Vislumbrando aterrado la proximidad de un problema de estética literaria (¡y pensar que batallé con problemas de esa clase durante cuarenta años de docencia!), me pareció una buena salida remitirme a dos ilustres opiniones, y cité: Paul Valéry, el gran poeta del “Cementerio marino”, dice en Tel Quel: “El valor de las obras del ser humano nunca reside en ellas mismas, sino en los desarrollos que reciben de los otros y de las circunstancias ulteriores”. Y Thomas Mann, el gran novelista de “La montaña mágica”, dice en “Muerte en Venecia”: “Para que cualquier creación espiritual produzca rápidamente una impresión extraña y profunda, es preciso que exista un secreto parentesco y hasta identidad entre el carácter personal del autor y el carácter general de su generación.”

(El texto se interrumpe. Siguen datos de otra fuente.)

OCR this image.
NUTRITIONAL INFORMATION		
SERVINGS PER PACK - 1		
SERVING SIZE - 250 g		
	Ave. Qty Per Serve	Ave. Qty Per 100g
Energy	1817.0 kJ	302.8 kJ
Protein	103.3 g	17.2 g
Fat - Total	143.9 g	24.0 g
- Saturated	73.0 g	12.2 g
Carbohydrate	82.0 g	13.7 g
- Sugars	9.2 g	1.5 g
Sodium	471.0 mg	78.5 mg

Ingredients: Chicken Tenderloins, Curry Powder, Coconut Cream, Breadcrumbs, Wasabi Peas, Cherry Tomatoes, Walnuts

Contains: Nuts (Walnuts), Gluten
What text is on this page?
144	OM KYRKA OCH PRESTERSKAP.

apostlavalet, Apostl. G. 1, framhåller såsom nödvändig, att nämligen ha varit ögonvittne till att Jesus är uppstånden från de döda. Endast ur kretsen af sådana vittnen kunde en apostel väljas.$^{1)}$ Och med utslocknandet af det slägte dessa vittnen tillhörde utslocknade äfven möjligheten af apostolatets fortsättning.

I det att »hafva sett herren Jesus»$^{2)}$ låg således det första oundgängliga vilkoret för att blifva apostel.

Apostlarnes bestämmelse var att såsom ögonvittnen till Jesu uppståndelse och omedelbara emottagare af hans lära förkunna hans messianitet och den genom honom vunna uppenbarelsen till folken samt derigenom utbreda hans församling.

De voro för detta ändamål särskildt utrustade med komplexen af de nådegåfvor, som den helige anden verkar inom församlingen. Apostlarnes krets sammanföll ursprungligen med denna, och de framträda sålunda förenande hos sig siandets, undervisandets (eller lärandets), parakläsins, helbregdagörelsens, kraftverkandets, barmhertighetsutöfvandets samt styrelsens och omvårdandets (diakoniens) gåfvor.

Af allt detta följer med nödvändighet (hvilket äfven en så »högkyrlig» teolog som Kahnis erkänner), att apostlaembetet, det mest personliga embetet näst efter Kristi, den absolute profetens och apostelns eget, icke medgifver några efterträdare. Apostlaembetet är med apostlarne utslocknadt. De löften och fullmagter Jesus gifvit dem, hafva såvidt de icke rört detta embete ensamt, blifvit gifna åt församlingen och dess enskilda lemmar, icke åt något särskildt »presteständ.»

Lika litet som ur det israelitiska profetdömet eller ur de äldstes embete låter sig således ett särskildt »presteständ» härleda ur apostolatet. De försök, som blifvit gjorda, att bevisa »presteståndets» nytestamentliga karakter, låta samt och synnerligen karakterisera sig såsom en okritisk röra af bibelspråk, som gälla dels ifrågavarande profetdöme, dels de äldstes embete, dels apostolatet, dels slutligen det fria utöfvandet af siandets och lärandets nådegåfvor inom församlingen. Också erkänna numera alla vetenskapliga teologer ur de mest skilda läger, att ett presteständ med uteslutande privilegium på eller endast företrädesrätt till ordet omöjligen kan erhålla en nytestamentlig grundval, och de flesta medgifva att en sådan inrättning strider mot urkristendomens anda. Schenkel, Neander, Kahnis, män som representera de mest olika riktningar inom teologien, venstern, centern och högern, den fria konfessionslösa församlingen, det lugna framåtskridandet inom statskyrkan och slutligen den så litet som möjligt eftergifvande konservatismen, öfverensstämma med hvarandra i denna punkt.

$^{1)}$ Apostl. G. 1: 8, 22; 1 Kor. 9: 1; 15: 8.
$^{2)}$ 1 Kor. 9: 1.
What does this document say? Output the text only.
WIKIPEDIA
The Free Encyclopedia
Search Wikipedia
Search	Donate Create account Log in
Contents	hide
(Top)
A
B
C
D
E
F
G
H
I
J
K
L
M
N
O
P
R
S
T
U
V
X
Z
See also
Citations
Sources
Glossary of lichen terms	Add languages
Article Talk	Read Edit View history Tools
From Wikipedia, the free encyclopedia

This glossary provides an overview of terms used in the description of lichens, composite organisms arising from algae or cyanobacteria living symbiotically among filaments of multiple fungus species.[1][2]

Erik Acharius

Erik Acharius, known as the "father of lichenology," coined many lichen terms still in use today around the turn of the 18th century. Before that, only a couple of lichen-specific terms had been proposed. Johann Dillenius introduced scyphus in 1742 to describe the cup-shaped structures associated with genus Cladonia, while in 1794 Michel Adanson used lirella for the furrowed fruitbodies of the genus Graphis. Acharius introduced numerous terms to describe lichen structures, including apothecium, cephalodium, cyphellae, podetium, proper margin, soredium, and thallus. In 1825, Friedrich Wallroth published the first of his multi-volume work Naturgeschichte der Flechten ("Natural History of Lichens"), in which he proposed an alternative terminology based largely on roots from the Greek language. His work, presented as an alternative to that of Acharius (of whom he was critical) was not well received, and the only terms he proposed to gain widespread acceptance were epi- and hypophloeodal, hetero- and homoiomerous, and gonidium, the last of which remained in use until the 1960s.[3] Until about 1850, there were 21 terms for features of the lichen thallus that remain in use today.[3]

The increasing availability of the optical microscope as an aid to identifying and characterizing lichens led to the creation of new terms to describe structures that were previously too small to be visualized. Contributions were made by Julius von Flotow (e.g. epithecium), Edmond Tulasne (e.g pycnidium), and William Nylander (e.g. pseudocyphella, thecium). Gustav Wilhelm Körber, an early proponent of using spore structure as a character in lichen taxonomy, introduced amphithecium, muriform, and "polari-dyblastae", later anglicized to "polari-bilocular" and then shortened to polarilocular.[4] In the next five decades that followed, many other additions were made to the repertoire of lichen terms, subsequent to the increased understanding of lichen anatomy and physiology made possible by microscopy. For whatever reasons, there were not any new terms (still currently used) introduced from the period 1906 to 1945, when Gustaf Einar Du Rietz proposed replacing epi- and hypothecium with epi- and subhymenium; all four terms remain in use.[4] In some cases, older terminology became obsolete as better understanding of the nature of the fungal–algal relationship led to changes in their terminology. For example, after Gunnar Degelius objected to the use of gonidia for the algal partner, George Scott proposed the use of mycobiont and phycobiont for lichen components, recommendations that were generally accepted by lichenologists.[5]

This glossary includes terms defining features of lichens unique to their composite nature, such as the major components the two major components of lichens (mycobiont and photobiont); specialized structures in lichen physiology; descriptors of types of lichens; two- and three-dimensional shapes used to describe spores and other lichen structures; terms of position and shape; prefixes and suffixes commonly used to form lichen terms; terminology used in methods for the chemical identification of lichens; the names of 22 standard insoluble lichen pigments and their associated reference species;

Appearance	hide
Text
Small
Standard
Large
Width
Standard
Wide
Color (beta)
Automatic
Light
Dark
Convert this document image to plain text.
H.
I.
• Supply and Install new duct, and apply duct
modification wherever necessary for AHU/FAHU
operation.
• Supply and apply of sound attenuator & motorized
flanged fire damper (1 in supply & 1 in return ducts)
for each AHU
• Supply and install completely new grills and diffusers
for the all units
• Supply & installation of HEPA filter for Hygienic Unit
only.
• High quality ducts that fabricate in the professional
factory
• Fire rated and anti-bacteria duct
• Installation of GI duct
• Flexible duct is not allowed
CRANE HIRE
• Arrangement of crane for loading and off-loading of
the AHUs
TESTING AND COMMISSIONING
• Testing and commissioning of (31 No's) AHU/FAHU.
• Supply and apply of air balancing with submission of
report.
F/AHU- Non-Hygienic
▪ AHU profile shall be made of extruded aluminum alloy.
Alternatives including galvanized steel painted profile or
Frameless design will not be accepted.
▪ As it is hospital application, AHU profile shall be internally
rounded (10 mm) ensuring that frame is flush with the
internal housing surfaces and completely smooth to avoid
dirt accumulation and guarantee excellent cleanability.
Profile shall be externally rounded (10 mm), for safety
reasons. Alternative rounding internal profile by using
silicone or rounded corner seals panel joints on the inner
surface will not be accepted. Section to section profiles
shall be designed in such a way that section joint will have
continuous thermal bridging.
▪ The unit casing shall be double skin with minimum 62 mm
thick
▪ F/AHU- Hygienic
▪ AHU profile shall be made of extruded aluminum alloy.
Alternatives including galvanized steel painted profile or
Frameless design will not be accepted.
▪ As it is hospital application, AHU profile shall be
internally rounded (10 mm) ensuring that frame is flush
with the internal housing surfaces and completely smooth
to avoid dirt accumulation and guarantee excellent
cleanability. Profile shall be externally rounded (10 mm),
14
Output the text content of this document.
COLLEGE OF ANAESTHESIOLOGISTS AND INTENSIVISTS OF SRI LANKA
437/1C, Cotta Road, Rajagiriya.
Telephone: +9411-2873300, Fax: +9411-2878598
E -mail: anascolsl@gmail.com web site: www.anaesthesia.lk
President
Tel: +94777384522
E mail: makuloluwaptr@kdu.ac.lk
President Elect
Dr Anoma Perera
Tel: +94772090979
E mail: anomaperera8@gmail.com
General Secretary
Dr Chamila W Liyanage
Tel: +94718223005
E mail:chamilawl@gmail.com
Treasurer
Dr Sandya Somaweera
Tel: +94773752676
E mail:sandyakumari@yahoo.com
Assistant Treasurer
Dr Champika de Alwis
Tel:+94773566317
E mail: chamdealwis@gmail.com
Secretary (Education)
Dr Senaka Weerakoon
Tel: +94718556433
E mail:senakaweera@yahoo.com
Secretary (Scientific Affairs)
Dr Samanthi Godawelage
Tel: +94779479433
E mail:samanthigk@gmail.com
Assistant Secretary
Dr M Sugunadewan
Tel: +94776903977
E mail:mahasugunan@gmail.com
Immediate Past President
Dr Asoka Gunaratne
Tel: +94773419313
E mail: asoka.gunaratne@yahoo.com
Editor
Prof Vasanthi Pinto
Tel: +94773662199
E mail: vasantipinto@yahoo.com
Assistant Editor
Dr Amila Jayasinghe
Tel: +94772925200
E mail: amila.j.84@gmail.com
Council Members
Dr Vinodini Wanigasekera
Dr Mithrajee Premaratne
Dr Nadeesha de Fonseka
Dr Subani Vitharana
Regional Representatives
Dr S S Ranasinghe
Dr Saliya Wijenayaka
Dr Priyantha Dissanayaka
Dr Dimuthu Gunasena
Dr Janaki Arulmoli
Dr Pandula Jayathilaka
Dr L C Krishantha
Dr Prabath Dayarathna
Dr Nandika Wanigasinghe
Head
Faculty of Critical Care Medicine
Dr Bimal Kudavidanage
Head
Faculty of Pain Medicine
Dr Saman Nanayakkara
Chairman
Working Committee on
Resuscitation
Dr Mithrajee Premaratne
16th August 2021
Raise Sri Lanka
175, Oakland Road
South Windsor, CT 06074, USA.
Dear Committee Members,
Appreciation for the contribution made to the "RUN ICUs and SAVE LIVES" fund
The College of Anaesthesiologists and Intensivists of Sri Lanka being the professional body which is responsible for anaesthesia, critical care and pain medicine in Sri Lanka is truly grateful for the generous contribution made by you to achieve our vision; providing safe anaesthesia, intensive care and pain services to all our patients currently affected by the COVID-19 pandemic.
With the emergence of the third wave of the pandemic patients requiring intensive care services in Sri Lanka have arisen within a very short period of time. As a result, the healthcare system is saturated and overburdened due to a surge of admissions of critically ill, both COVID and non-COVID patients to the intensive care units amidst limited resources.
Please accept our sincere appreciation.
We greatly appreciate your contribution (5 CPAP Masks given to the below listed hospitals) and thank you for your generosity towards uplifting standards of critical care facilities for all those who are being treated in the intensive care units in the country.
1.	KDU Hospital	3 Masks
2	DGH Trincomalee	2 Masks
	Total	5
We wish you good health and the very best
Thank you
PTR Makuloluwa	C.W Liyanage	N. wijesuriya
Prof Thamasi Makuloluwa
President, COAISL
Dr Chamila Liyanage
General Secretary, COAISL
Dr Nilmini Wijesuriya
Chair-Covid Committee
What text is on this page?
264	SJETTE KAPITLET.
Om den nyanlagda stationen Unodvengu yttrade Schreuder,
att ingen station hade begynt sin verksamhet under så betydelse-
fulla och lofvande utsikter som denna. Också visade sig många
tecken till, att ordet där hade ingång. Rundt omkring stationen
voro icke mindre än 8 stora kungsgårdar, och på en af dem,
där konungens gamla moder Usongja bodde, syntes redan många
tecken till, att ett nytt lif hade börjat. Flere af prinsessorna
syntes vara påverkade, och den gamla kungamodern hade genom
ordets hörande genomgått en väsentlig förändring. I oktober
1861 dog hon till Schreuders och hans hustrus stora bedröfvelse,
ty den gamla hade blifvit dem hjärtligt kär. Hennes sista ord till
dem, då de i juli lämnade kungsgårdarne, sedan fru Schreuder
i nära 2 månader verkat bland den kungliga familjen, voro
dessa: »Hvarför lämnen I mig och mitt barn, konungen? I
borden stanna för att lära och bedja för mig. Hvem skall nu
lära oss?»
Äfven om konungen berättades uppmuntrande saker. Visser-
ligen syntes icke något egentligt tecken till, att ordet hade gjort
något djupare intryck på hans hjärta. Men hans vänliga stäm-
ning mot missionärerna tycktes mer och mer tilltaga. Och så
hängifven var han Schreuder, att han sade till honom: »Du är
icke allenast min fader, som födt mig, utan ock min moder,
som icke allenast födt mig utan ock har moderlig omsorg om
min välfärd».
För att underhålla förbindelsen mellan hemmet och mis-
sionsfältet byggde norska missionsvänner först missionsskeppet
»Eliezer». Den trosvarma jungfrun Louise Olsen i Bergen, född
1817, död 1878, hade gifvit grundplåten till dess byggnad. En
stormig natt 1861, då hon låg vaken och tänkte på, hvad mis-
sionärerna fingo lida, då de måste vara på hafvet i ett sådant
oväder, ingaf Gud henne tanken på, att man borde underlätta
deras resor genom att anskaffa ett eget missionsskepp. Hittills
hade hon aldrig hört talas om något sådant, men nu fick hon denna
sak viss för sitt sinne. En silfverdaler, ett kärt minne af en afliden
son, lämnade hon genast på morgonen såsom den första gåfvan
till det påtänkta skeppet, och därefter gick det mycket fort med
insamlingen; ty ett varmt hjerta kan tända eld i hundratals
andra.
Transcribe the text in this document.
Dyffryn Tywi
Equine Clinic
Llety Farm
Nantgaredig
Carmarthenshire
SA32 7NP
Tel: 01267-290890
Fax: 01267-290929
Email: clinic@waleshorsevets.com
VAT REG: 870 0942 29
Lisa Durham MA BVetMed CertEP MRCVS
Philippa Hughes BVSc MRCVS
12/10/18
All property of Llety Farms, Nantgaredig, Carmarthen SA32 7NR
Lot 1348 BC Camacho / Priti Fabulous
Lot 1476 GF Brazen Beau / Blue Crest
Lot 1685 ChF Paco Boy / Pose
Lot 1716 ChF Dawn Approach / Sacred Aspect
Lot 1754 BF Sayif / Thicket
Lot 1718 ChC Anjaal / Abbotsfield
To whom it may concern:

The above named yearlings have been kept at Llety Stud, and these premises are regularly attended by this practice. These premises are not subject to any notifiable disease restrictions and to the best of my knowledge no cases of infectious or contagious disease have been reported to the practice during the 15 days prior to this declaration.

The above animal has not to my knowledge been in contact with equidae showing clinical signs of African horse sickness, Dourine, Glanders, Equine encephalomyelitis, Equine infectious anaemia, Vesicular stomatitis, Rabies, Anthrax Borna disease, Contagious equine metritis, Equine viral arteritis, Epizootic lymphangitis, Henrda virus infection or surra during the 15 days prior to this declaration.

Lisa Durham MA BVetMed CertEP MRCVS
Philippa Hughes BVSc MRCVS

Agregué que, a primera vista, los dos autores vinculan el valor de una obra con la recepción que le otorgan, bien sea sus contemporáneos, bien las generaciones posteriores. No obstante, continué, creo percibir entre los dos una sutil diferencia: para el poeta francés, el valor de una obra nace de una actividad posterior a su creación; una actividad propia de quienes reciben la obra, la valoran y la desarrollan; para el novelista alemán, no es precisa ninguna actividad: se trata solamente de un “parentesco”, una “identidad”, una afinidad entre la obra y sus receptores.
Y enseguida, ya arrebatado por mis ínfulas profesorales, añadí que las ideas de estos grandes escritores son también complementarias: una afinidad perfectamente atribuible al clima cultural de una determinada sociedad en una época concreta, puede crear ese “parentesco” del que habla Mann; y es ese parentesco el que a veces permite que los receptores de una obra la valoren y desarrollen después. Y para rematar mi sabia disertación, pasé al ejemplo inclinándome hacia Valéry: Don Quijote no vale por sí mismo; vale por lo que sus lectores van descubriendo en él. Solo que, en este caso, los lectores hemos ido descubriendo nuevos significados desde hace cuatrocientos años, y aún no hemos terminado. Lo que hasta hoy se ha escrito sobre el Quijote sobrepasa con mucho la extensión misma de la obra. Y así llegué al gran final: “eso es la calidad literaria”.
La matrona me miró largo rato y se retiró en silencio. La pedantería es la peor respuesta a las preguntas ingenuas.